Já a versão neoliberal é uma apropriação do Ocidente, que, de certa forma, “doma” 
seus movimentos sociais, institucionalizando-os. A expressão da sociedade civil, então, 
se dá por organismos não governamentais (ONGs), que não só substituem algumas 
funções dos Estados, mas competem uma com a outra, quase como num mercado 
(KALDOR, 2003, p. 589). Quanto à pós-moderna, esta rejeita a visão de que a sociedade 
civil seja uma exclusividade ou uma invenção do Ocidente “democrático”, pautada no 
individualismo exacerbado. Organizações comunitárias, de ordem religiosa e tradicional 
em países considerados autoritários também funcionariam como uma espécie de 
sociedade civil. 
Para Kaldor, as três concepções devem ser levadas em conta, pois, como 
sociedade civil é um conceito normativo, que se baseia na construção de consentimento 
e emancipação individual, não há como desenhar, com tanta exatidão, seus limites (2003, 
p. 590). O que importa, pois, é como as sociedades civis atuam de forma a modificar o 
ambiente, as leis e as normativas pelas quais os Estados agem, criando um sistema global 
amplamente – mas ainda desigual – interconectado. 

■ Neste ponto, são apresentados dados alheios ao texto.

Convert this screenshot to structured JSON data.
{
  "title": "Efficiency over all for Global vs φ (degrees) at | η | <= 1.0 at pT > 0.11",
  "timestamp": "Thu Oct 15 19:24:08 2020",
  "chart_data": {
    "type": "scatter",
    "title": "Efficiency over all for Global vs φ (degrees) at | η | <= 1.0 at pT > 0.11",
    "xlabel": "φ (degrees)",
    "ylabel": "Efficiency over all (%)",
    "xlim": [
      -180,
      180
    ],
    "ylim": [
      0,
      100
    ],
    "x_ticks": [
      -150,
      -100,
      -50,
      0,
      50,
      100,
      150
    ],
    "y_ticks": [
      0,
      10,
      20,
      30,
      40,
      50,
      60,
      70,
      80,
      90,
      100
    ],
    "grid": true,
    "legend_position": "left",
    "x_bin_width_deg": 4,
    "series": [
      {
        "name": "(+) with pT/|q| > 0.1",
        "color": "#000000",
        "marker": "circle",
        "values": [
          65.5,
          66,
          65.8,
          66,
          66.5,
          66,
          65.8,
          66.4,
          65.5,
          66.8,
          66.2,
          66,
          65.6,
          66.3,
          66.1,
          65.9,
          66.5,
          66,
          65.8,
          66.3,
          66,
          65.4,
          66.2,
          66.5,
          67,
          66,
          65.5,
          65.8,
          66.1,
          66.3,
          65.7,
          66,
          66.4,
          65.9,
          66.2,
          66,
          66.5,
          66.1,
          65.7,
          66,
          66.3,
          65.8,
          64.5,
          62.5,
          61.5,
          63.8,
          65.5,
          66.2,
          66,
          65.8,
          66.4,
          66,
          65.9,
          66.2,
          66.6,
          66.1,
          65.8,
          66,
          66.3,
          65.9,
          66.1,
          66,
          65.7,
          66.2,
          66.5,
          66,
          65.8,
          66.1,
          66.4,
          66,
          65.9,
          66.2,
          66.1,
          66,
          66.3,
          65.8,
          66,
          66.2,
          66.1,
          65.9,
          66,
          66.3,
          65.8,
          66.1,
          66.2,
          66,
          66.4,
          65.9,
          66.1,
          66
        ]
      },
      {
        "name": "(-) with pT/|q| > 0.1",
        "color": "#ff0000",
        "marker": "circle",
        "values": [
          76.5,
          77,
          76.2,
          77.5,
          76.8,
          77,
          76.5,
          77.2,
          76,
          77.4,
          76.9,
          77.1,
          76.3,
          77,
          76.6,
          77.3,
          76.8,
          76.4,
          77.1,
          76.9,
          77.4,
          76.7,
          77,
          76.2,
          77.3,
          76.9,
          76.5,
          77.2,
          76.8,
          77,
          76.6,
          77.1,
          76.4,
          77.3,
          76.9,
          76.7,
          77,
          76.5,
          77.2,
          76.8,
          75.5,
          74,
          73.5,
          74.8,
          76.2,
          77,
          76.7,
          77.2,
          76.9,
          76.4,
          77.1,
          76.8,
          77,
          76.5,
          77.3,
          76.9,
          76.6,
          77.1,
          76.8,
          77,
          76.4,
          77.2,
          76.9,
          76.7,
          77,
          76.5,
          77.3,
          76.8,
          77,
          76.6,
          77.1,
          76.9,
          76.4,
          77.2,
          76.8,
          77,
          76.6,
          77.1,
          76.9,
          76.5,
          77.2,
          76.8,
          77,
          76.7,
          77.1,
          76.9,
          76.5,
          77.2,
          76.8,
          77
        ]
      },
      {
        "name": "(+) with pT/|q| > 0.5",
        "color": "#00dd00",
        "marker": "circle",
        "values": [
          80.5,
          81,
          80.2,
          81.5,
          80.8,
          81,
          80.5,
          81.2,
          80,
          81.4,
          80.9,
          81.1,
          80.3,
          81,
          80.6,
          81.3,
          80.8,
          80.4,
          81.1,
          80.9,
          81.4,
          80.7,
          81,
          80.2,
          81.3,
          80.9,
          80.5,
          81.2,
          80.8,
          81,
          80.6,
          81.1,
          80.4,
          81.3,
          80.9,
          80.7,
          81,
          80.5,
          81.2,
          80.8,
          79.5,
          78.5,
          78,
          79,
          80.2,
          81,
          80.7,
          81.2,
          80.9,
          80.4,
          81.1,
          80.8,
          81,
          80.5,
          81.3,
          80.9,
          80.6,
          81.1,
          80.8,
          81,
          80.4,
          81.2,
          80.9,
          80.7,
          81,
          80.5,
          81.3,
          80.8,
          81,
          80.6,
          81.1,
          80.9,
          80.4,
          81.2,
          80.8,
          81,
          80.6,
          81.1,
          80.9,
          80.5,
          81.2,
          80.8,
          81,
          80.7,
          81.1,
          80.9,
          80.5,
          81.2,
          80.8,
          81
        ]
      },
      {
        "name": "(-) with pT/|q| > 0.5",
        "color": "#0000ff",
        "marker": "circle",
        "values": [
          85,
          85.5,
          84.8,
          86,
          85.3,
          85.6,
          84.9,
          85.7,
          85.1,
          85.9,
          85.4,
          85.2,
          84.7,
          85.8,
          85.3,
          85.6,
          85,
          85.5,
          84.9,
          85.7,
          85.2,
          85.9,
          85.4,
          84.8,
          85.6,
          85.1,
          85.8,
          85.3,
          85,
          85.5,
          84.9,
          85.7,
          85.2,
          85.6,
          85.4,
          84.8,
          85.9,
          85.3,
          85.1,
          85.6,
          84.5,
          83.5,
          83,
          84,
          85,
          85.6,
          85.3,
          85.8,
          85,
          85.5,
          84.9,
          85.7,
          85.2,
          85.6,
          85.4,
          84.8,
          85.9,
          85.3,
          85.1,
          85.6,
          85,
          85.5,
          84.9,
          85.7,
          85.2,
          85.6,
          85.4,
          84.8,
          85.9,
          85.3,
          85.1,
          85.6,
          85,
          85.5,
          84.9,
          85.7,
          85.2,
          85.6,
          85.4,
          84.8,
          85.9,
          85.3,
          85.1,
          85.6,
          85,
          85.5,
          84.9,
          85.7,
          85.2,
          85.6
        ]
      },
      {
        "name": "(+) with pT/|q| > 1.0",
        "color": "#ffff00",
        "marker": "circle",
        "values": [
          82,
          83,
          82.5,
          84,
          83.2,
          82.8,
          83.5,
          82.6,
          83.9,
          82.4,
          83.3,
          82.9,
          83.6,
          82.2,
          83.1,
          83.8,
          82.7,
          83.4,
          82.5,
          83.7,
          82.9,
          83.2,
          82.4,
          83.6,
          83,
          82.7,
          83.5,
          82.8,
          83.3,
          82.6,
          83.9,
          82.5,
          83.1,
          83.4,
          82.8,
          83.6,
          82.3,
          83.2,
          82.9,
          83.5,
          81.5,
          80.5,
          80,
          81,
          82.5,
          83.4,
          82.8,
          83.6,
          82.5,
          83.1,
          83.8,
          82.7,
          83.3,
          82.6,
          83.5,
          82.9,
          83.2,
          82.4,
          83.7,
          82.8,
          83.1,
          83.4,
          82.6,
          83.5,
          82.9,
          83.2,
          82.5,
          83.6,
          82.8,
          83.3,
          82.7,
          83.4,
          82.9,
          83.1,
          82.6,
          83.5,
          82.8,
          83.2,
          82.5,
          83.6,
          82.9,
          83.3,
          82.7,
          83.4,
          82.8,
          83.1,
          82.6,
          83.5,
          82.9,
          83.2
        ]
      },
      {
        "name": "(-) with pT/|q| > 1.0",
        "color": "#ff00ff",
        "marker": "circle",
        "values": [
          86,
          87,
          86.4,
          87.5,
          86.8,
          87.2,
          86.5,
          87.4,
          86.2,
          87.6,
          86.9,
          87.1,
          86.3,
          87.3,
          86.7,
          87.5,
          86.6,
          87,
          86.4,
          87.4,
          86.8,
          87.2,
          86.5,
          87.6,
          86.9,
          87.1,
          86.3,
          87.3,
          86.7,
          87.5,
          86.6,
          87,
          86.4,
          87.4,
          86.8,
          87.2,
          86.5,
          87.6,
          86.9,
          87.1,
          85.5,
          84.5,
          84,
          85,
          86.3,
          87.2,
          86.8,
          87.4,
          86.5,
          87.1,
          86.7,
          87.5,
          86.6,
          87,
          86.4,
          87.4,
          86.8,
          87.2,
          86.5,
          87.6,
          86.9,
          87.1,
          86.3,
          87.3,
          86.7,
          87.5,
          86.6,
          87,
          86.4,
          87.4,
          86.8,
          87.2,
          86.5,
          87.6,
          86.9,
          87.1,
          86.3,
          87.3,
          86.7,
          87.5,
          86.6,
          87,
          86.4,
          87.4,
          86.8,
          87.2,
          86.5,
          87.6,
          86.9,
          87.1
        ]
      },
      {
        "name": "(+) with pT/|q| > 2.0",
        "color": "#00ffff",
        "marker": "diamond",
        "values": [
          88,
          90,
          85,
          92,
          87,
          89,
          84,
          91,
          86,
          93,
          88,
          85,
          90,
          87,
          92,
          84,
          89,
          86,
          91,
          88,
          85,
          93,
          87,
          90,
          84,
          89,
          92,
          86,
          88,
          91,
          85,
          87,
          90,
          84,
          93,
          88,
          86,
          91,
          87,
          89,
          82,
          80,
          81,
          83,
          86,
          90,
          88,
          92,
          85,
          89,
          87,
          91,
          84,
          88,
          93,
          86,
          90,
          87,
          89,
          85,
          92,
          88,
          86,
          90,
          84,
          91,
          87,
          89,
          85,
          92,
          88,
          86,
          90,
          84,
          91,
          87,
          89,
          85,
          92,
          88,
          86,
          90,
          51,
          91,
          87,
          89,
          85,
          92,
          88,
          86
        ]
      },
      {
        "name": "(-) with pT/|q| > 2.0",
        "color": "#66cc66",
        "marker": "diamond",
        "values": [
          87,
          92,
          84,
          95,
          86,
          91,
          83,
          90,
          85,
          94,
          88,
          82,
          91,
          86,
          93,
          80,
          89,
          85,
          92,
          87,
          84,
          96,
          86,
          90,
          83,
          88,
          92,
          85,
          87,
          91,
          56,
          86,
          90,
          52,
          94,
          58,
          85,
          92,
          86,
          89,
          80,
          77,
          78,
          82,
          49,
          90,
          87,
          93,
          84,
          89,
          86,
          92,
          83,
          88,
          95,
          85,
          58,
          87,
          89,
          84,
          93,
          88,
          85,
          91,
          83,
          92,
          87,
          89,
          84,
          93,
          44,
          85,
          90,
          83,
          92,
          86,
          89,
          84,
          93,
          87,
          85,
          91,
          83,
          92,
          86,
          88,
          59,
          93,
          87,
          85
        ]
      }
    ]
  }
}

Em seguida, a autora reflete sobre as mudanças que podem ocorrer no cenário 
posterior ao ataque às Torres Gêmeas em Nova Iorque, em 11 de Setembro de 2001, a 
Guerra contra o Iraque e, claro, a Guerra ao Terror (2003, p. 591). A criação de uma 
constante sensação de terror e insegurança já é, por si só, um ataque à sociedade civil, 
além de a declaração de guerra ser uma questão de Estado – o que eu não concordo tanto 
assim. Kaldor se questiona se todos esses processos mencionados podem bloquear ou 
dificultar o processo de globalização e, claro, as atividades das sociedades civis globais 
(2003, p. 591). 
Sua resposta é não, visto que novas alianças, novos grupos, especialmente de 
ativistas, continuam a surgir, se articulando para levar o “de dentro” para “fora”. O que, 
em minha opinião, é óbvio, já que prefiro partir de uma visão que não se centre tanto nos 
Estados Unidos e em seu consentimento para que um fenômeno global aconteça. É claro 
que é o país mais poderoso até então, chamado de “o último Estado-nação” (KALDOR, 
2003, p. 591), mas até ele foi constrangido por movimentos sociais internos, como na 
Guerra ao Vietnã. 
A autora termina seu texto/palestra advogando pela ampliação da atuação das 
sociedades civis, especialmente na busca pela paz, pelo fim da violência internacional e 
uma maior harmonia no sistema global (2003, p. 593).